I'm trying to find a better formula for solving a problem. The problem is: if I have 4d6 (4 ordinary 6 sided dice) and roll them all at once, remove a die with the lowest number (called "dropping"), then sum the remaining 3, what is the probability of each possible result? I know the answer is this:
Sum (Frequency): Probability 3 (1): 0.0007716049 4 (4): 0.0030864198 5 (10): 0.0077160494 6 (21): 0.0162037037 7 (38): 0.0293209877 8 (62): 0.0478395062 9 (91): 0.0702160494 10 (122): 0.0941358025 11 (148): 0.1141975309 12 (167): 0.1288580247 13 (172): 0.1327160494 14 (160): 0.1234567901 15 (131): 0.1010802469 16 (94): 0.0725308642 17 (54): 0.0416666667 18 (21): 0.0162037037
The average is 12.24 and standard deviation is 2.847.
I found the above answer by brute force and don't know how or if there is a formula for it. I suspect this problem is NP-Complete and therefore can only be solved by brute force. It might be possible to get all probabilities of 3d6 (3 normal 6 sided dice) then skew each of them upward. This would be faster than brute force because I have a fast formula when all dice are kept.
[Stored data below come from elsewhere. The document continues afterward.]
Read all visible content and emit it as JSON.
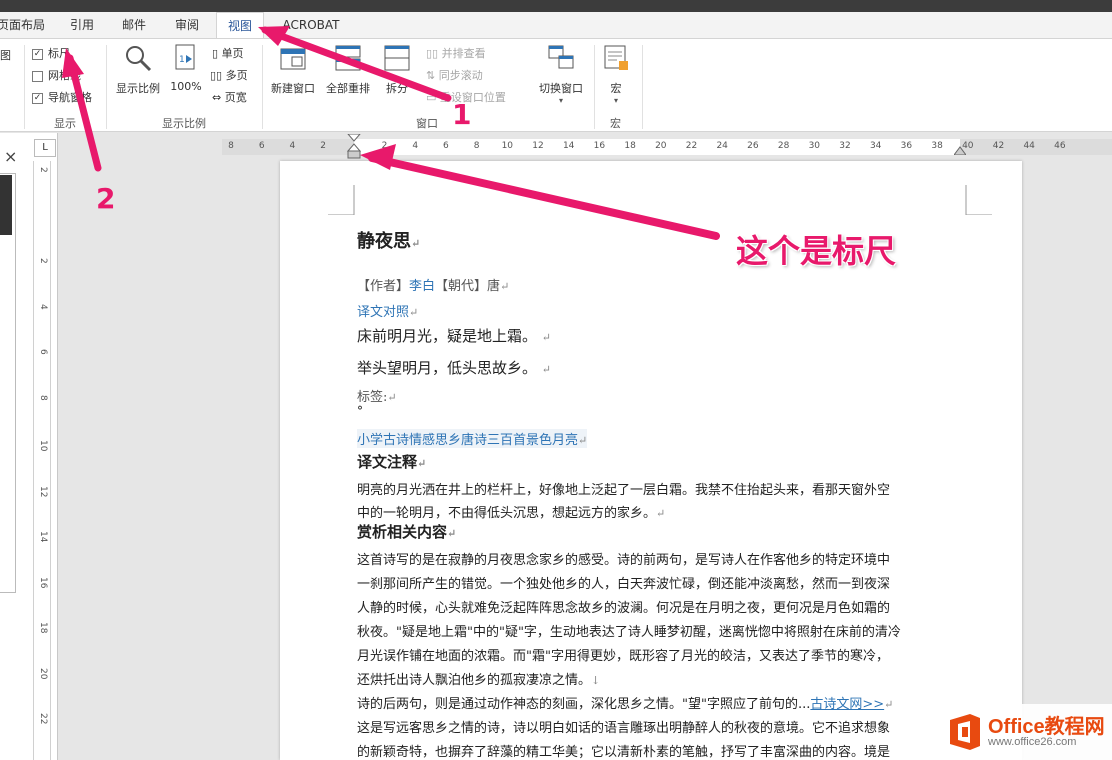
{
  "tabs": [
    {
      "label": "页面布局"
    },
    {
      "label": "引用"
    },
    {
      "label": "邮件"
    },
    {
      "label": "审阅"
    },
    {
      "label": "视图"
    },
    {
      "label": "ACROBAT"
    }
  ],
  "ribbon": {
    "left_cut": "图",
    "show_group": {
      "label": "显示",
      "items": [
        {
          "label": "标尺",
          "checked": true
        },
        {
          "label": "网格线",
          "checked": false
        },
        {
          "label": "导航窗格",
          "checked": true
        }
      ]
    },
    "zoom_group": {
      "label": "显示比例",
      "zoom_btn": "显示比例",
      "pct_btn": "100%",
      "single": "单页",
      "multi": "多页",
      "width": "页宽"
    },
    "window_group": {
      "label": "窗口",
      "new_window": "新建窗口",
      "arrange_all": "全部重排",
      "split": "拆分",
      "side_by_side": "并排查看",
      "sync_scroll": "同步滚动",
      "reset_pos": "重设窗口位置",
      "switch": "切换窗口"
    },
    "macro_group": {
      "label": "宏",
      "btn": "宏"
    }
  },
  "navpane": {
    "close": "×"
  },
  "ruler": {
    "ticks": [
      "8",
      "6",
      "4",
      "2",
      "",
      "2",
      "4",
      "6",
      "8",
      "10",
      "12",
      "14",
      "16",
      "18",
      "20",
      "22",
      "24",
      "26",
      "28",
      "30",
      "32",
      "34",
      "36",
      "38",
      "40",
      "42",
      "44",
      "46"
    ],
    "vticks": [
      "2",
      "",
      "2",
      "4",
      "6",
      "8",
      "10",
      "12",
      "14",
      "16",
      "18",
      "20",
      "22"
    ]
  },
  "document": {
    "title": "静夜思",
    "meta_author_label": "【作者】",
    "meta_author": "李白",
    "meta_dynasty_label": "【朝代】",
    "meta_dynasty": "唐",
    "translate_link": "译文对照",
    "line1": "床前明月光，疑是地上霜。",
    "line2": "举头望明月，低头思故乡。",
    "tags_label": "标签:",
    "dot": "°",
    "tags_links": "小学古诗情感思乡唐诗三百首景色月亮",
    "section1": "译文注释",
    "p1a": "明亮的月光洒在井上的栏杆上，好像地上泛起了一层白霜。我禁不住抬起头来，看那天窗外空",
    "p1b": "中的一轮明月，不由得低头沉思，想起远方的家乡。",
    "section2": "赏析相关内容",
    "p2a": "这首诗写的是在寂静的月夜思念家乡的感受。诗的前两句，是写诗人在作客他乡的特定环境中",
    "p2b": "一刹那间所产生的错觉。一个独处他乡的人，白天奔波忙碌，倒还能冲淡离愁，然而一到夜深",
    "p2c": "人静的时候，心头就难免泛起阵阵思念故乡的波澜。何况是在月明之夜，更何况是月色如霜的",
    "p2d": "秋夜。\"疑是地上霜\"中的\"疑\"字，生动地表达了诗人睡梦初醒，迷离恍惚中将照射在床前的清冷",
    "p2e": "月光误作铺在地面的浓霜。而\"霜\"字用得更妙，既形容了月光的皎洁，又表达了季节的寒冷，",
    "p2f": "还烘托出诗人飘泊他乡的孤寂凄凉之情。",
    "p3a": "诗的后两句，则是通过动作神态的刻画，深化思乡之情。\"望\"字照应了前句的...",
    "p3a_link": "古诗文网>>",
    "p3b": "这是写远客思乡之情的诗，诗以明白如话的语言雕琢出明静醉人的秋夜的意境。它不追求想象",
    "p3c": "的新颖奇特，也摒弃了辞藻的精工华美；它以清新朴素的笔触，抒写了丰富深曲的内容。境是"
  },
  "annotations": {
    "num1": "1",
    "num2": "2",
    "ruler_note": "这个是标尺",
    "color": "#e8196b"
  },
  "watermark": {
    "title": "Office教程网",
    "url": "www.office26.com"
  },
  "colors": {
    "accent": "#2b579a",
    "link": "#2e74b5",
    "annotation": "#e8196b",
    "brand": "#e84a10"
  }
}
I programmed the formula for keeping all dice in college. I had asked my statistics professor about it and he found this page, which he then explained to me. There is a big performance difference between this formula and brute force: 50d6 took 20 seconds but 8d6 drop lowest crashes after 40 seconds (chrome runs out of memory).
Is this problem NP-Complete? If yes please provide a proof, if no please provide a non-brute force formula to solve it.
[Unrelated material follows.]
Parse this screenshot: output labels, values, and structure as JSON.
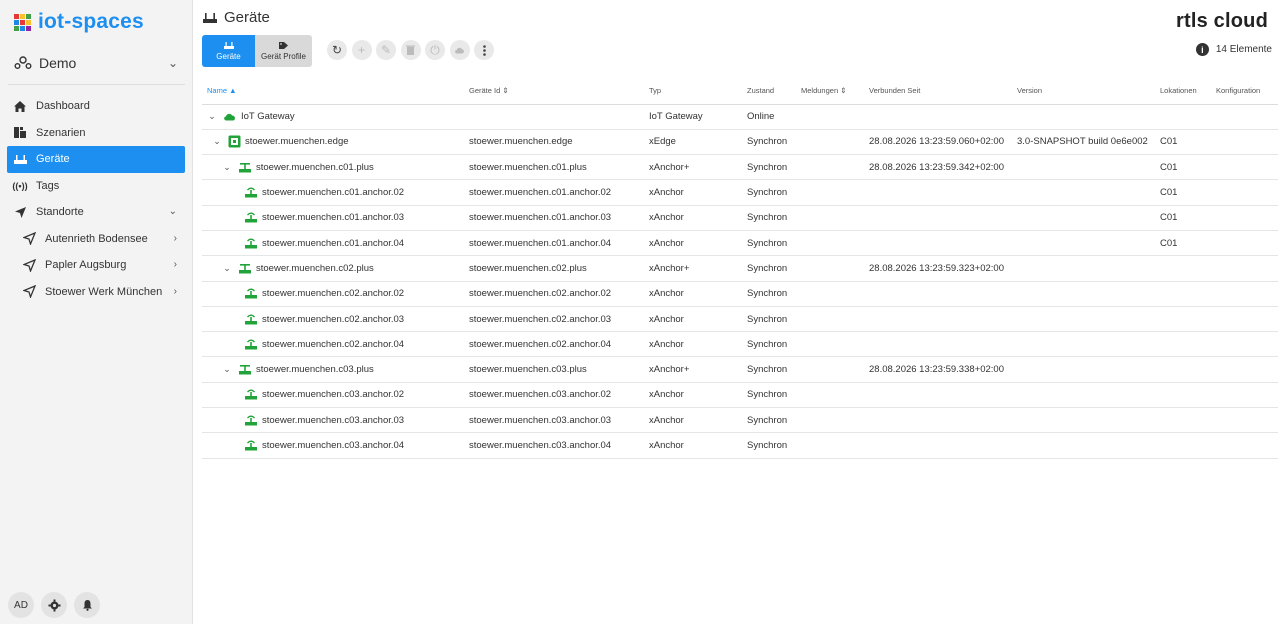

Note that I don't know much about NP-Complete so I might be thinking of NP, NP-Hard, or something else. The proof for NP-Completeness is useless to me the only reason why I ask for it is to prevent people from guessing. And please bare with me as it's been a long time since I worked on this: I don't remember statistics as well as I might need to solve this.
Ideally I'm looking for a more generic formula for X number of dice with Y sides when N of them are dropped but am starting with something much more simple.
I would also prefer the formula to output frequencies but it is acceptable to only output probabilities.